I'm sorry if the answer to my question is obvious, since I'm a complete newbie to multiprocessing.
I'm trying to write a multiprocessed web-scraping script with pathos. I chose pathos since, as far as I understand, unlike Python's traditional multiprocessing module, it is invulnerable to pickling issues and doesn't need every function or class to be in a top-level module.

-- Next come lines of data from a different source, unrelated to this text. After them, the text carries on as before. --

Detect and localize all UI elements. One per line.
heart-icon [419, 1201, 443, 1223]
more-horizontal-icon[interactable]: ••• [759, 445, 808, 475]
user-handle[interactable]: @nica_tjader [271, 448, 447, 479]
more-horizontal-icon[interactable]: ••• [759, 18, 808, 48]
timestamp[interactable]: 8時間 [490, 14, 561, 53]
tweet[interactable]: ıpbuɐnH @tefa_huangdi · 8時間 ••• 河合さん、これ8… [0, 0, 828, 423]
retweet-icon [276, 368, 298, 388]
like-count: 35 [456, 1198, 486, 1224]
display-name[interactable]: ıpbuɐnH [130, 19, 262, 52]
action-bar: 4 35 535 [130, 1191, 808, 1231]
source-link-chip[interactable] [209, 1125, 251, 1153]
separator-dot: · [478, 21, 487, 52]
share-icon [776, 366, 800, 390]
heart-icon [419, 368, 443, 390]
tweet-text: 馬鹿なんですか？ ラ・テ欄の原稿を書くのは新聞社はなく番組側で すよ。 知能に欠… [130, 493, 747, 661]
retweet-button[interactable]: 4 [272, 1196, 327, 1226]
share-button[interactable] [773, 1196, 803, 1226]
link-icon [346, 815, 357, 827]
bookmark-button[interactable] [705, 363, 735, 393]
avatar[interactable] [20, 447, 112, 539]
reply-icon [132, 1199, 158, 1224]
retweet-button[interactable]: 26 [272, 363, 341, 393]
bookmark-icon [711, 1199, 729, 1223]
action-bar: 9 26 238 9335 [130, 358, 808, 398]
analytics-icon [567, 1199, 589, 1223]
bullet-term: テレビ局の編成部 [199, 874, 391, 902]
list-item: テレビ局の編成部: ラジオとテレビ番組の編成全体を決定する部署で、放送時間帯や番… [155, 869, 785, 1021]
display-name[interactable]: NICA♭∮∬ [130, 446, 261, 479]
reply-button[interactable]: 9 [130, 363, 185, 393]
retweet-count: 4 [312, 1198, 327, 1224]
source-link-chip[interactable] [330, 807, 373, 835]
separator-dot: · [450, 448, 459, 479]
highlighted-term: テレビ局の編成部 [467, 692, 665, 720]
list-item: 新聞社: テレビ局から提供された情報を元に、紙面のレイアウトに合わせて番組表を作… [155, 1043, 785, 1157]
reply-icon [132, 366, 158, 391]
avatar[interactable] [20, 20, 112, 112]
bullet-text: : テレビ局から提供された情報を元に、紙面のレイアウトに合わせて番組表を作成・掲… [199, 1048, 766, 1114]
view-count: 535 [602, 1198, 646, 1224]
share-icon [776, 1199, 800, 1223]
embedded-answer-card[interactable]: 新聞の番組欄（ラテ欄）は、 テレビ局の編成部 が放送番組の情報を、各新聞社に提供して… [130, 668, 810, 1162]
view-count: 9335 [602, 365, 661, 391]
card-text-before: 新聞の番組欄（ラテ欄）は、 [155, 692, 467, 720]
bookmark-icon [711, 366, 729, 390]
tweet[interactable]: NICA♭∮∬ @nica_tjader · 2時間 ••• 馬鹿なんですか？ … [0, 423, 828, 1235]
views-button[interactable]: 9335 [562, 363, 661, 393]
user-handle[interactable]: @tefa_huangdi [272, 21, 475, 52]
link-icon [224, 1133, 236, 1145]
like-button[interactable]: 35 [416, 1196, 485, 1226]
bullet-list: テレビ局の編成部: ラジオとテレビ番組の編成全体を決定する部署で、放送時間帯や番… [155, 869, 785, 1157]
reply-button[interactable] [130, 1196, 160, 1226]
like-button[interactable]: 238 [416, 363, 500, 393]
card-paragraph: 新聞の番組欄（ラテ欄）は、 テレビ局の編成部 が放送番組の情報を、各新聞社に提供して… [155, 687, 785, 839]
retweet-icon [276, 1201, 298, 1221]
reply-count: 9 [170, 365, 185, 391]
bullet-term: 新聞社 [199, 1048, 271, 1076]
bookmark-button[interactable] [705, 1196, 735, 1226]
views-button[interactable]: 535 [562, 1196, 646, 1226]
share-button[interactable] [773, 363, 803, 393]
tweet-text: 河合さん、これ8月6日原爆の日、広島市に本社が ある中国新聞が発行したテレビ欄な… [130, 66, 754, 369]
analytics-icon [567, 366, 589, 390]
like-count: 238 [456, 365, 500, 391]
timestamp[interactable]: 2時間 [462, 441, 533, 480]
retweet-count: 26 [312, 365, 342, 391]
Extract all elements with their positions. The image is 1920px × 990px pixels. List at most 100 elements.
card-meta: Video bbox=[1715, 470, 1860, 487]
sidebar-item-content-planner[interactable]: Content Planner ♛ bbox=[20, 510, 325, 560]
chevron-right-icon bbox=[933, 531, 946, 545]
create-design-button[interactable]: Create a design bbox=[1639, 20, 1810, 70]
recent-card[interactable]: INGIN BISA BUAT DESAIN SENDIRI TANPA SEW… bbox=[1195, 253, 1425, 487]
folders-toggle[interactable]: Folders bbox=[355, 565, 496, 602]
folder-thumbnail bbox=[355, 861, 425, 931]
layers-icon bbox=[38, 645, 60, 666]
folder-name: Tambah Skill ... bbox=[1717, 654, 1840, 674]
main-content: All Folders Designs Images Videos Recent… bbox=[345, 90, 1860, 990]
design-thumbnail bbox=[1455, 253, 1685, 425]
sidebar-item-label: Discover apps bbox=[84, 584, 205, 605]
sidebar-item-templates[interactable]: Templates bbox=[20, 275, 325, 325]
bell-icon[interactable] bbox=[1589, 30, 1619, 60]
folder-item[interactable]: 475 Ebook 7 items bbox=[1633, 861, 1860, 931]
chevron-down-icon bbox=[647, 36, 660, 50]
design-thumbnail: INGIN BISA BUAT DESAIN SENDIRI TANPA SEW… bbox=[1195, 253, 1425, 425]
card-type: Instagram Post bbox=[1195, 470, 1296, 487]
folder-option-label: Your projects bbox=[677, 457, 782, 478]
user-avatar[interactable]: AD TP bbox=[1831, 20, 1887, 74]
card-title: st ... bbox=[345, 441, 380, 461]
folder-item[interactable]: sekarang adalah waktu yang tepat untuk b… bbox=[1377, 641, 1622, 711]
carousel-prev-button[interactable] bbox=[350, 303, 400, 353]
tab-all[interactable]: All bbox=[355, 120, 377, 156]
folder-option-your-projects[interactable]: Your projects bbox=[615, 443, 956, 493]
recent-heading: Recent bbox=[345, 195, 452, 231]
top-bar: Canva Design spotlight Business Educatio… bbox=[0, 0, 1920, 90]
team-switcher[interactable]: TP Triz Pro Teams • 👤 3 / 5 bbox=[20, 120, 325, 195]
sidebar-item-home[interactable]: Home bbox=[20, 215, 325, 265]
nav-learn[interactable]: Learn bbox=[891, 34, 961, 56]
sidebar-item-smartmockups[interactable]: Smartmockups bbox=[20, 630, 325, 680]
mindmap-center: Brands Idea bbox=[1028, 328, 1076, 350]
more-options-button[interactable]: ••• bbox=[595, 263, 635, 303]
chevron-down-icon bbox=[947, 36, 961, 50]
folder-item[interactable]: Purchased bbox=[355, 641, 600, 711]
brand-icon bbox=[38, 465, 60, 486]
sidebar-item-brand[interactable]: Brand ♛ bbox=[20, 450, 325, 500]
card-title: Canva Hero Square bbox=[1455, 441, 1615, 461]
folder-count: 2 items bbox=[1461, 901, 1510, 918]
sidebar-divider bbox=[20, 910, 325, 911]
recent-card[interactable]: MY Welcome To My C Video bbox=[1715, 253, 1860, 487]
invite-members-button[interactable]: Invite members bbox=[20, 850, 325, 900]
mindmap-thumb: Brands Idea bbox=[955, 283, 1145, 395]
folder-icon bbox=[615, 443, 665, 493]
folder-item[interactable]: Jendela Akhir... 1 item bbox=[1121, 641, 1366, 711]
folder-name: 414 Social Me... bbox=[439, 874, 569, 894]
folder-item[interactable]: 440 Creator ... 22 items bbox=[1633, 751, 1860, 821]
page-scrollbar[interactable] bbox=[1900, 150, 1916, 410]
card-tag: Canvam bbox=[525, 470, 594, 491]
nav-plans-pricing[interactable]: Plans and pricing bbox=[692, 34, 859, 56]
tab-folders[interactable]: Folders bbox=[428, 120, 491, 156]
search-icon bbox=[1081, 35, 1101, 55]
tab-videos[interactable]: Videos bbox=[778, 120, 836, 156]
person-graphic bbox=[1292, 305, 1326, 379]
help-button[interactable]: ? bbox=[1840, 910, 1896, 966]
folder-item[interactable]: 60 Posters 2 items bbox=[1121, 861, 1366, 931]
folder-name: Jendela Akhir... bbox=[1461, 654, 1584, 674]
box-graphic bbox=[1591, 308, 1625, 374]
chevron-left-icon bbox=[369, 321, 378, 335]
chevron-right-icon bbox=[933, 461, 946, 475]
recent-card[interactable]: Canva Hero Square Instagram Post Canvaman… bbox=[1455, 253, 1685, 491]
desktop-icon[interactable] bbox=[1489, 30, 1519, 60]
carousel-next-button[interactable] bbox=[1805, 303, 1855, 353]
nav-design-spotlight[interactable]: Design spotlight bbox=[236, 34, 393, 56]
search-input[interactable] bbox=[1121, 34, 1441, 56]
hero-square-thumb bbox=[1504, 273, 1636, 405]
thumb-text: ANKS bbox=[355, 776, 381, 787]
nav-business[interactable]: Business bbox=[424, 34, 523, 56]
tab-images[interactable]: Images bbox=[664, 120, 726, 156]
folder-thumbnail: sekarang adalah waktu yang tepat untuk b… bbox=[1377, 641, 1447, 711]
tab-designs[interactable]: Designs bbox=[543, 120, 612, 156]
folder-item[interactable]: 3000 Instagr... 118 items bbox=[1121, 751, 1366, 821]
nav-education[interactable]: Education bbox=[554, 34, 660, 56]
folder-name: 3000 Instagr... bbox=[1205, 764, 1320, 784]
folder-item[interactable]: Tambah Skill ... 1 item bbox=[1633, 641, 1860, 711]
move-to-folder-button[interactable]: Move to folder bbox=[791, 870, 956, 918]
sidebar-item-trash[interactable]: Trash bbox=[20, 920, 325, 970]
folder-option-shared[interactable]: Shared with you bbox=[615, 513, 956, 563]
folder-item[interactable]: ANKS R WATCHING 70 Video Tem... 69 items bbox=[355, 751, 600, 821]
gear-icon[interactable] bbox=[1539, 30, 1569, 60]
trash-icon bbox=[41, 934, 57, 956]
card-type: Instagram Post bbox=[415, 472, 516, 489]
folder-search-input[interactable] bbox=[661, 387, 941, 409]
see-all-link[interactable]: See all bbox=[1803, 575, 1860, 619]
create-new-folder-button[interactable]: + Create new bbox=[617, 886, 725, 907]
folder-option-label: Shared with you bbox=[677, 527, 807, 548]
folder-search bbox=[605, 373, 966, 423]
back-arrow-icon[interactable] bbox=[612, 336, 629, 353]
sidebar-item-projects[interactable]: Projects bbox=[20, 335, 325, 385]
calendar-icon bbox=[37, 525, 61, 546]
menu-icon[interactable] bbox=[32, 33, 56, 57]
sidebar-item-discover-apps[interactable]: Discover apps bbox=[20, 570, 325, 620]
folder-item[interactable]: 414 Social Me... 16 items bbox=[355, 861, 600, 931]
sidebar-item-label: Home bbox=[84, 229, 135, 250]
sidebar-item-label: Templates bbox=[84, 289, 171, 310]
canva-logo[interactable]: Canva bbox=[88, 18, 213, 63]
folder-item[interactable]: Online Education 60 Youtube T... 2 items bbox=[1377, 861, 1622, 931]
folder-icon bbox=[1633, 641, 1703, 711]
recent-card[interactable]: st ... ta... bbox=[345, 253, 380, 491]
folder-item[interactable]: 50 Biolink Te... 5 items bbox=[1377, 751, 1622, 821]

In general, a pseudo-code of what I'm trying to do looks like this:
from functools import partial
from pathos.multiprocessing import ProcessPool as Pool
from selenium import webdriver
def get_urls(main_page):
"""Extracts URLs from a website's main page; returns list."""
return urls
def extract_text(url, web_driver):
"""Gets selenium.webdriver instance and an URL as arguments;
extracts text from this url; returns string"""
return text
if __name__ == '__main__':
MAINPAGE = "http://some/link/for/scraping"
driver = webdriver.Chrome("path/to/chrome/binary")
myLinks = get_urls(MAINPAGE)
pool = Pool(nodes=4)
part_text = partial(extract_text, web_driver=driver)
results = pool.map(part_text, myLinks)
print(results)
Nonetheless, despite my having both dill properly installed and _multiprocessing imported without any problems, I always get the following error when I run my code:
Traceback (most recent call last):
File "D:\Anaconda\lib\site-packages\dill\_dill.py", line 688, in _create_filehandle
f = open(name, mode)
OSError: [WinError 6] The handle is invalid
And also:
_pickle.UnpicklingError: [WinError 6] The handle is invalid
Can it be a Windows-specific issue? Unfortunately, although I personally prefer Linux, this script needs to be run on a Windows 10 64bit machine. I tried both Python 3.6 (Anaconda 64bit) and Python 3.7 32bit on two Windows 10 machines and got the same error.
Thanks in advance for any ideas, help, and suggestions.